Question en litige no 3 : Peut-on soutenir que la division générale a omis d’observer un principe de justice naturelle?

[26] La prestataire dit qu’elle aurait été dans une meilleure situation si elle n’avait pas demandé une révision. Après sa demande de révision, l’employeur a recalculé sa rémunération, ce qui a entraîné un versement excédentaire plus important. La prestataire affirme que c’est injuste parce qu’elle n’a reçu aucun paiement pour son travail avant le 15 septembre 2017 et qu’elle n’a reçu aucun paiement après le 30 avril 2018. Pourtant, elle paie des impôts et des cotisations d’assurance-emploi depuis plus de 40 ans, et elle a des factures à payer. Elle fait valoir que le régime d’assurance-emploi devrait être conçu de manière à offrir un [traduction] « revenu d’appoint » aux personnes qui ne travaillent pas ou qui ne reçoivent aucun salaire lorsqu’elles sont en carence d’emploi.
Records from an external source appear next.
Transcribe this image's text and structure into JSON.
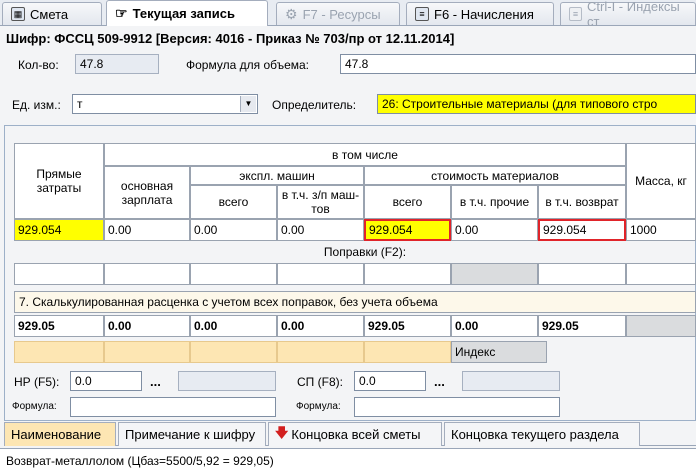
{
  "tabs": [
    {
      "label": "Смета",
      "icon": "table-icon"
    },
    {
      "label": "Текущая запись",
      "icon": "pointer-icon"
    },
    {
      "label": "F7 - Ресурсы",
      "icon": "gear-icon"
    },
    {
      "label": "F6 - Начисления",
      "icon": "document-icon"
    },
    {
      "label": "Ctrl-I - Индексы ст",
      "icon": "document-icon"
    }
  ],
  "cipher_line": "Шифр:  ФССЦ 509-9912  [Версия: 4016 - Приказ № 703/пр от 12.11.2014]",
  "form": {
    "qty_label": "Кол-во:",
    "qty_value": "47.8",
    "formula_label": "Формула для объема:",
    "formula_value": "47.8",
    "unit_label": "Ед. изм.:",
    "unit_value": "т",
    "determinant_label": "Определитель:",
    "determinant_value": "26: Строительные материалы (для типового стро"
  },
  "table": {
    "headers": {
      "direct_costs": "Прямые затраты",
      "including": "в том числе",
      "base_salary": "основная зарплата",
      "machine_ops": "экспл. машин",
      "materials_cost": "стоимость материалов",
      "total": "всего",
      "incl_machinist_salary": "в т.ч. з/п маш-тов",
      "materials_total": "всего",
      "incl_other": "в т.ч. прочие",
      "incl_return": "в т.ч. возврат",
      "mass": "Масса, кг"
    },
    "values": [
      "929.054",
      "0.00",
      "0.00",
      "0.00",
      "929.054",
      "0.00",
      "929.054",
      "1000"
    ],
    "corrections_label": "Поправки (F2):",
    "calc_label": "7. Скалькулированная расценка с учетом всех поправок, без учета объема",
    "calc_values": [
      "929.05",
      "0.00",
      "0.00",
      "0.00",
      "929.05",
      "0.00",
      "929.05"
    ],
    "index_label": "Индекс"
  },
  "overhead": {
    "hp_label": "НР (F5):",
    "hp_value": "0.0",
    "sp_label": "СП (F8):",
    "sp_value": "0.0",
    "dots": "...",
    "formula_label": "Формула:"
  },
  "bottom_tabs": [
    "Наименование",
    "Примечание к шифру",
    "Концовка всей сметы",
    "Концовка текущего раздела"
  ],
  "status_text": "Возврат-металлолом (Цбаз=5500/5,92 = 929,05)"
}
La prestataire soutient que le fait de ne pas fournir un [traduction] « revenu d’appoint » adéquat est injuste et constitue une atteinte aux principes de justice naturelle.

[27] Le principe de justice naturelle renvoie aux règles de procédure fondamentales qui s’appliquent dans un contexte judiciaire ou quasi judiciaire. Le principe vise à veiller à ce que toutes les parties reçoivent un avis suffisant de toute instance, à ce qu’elles aient pleinement la possibilité de présenter leur preuve et à ce que l’instance soit équitable et exempte de partialité ou de crainte raisonnable de partialité. Il porte sur des questions d’équité procédurale plutôt que sur l’incidence qu’une décision pourrait avoir sur une partie.

[28] En l’espèce, la prestataire n’a pas mentionné ni laissé entendre que la division générale ne lui avait pas donné un préavis suffisant, qu’elle pourrait l’avoir privé de la possibilité de présenter pleinement sa preuve ou qu’elle pourrait avoir fait preuve de partialité à son endroit. Pour cette raison, et malgré la situation personnelle de la prestataire, je ne suis pas convaincue que l’on puisse soutenir que la division générale n’a pas observé un principe de justice naturelle.

Conclusion

[29] Pour les motifs qui précèdent, la demande de permission d’en appeler est rejetée.